Endmember induction by lattice associative memories and multi-objective genetic algorithms

Abstract

Endmembers are the spectral signatures of the constituent materials of an scene captured with a hyperspectral sensor. Endmember induction algorithms (EIAs) try to extract the endmembers of the scene from the corresponding hyperspectral image. In this article, we benefit from recent theoretical results showing that a set of affine independent vectors can be extracted from the rows and columns of lattice autoassociative memories (LAAM). In the linear mixing model (LMM), endmembers are defined as the vertices of a convex polytope covering the data. Affine independence is a sufficient condition for a set of vectors to be the vertices of a convex polytope, and thus to be considered as endmembers. Our basic procedure is the WM algorithm extracting the endmembers from the dual LAAMs built to store the spectra of the hyperspectral image pixels. The set of endmembers induced by this algorithm defines a convex polytope covering the hyperspectral image data. However, the number of induced endmembers obtained by this procedure is too high for practical purposes, besides they are highly correlated.
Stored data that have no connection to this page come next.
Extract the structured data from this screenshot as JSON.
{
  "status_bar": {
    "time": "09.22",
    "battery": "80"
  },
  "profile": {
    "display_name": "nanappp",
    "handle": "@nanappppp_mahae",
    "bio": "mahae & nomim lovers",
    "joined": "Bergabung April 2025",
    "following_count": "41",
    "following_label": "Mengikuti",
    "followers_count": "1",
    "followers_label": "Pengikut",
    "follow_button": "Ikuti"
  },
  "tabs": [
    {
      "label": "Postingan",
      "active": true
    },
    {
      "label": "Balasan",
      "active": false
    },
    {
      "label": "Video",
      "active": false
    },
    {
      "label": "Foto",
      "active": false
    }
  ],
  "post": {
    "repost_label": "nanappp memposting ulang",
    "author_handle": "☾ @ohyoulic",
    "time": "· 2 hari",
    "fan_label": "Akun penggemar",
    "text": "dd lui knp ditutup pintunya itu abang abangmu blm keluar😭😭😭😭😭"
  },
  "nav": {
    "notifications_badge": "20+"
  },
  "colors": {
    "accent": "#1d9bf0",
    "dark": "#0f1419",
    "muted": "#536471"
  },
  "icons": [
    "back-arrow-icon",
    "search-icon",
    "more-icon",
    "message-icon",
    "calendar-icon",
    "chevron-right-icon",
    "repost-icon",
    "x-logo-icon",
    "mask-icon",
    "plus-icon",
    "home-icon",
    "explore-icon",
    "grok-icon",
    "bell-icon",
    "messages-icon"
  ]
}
We apply a Multi-Objective Genetic Algorithm (MOGA) to the optimal selection of the image endmembers. Two fitness functions are used, the residual error of the unmixing process and the size of the set of endmembers. From the MOGA's Pareto front we decide the final set of endmembers by examining the decrease in residual error obtained by increasing the number of endmembers. We propose a faster MOGA where the error fitness function is replaced by a fitness function based on the correlation between endmembers. We compare our process with a state-of-the-art EIA on well known benchmark images. © 2012 Graña and Veganzones.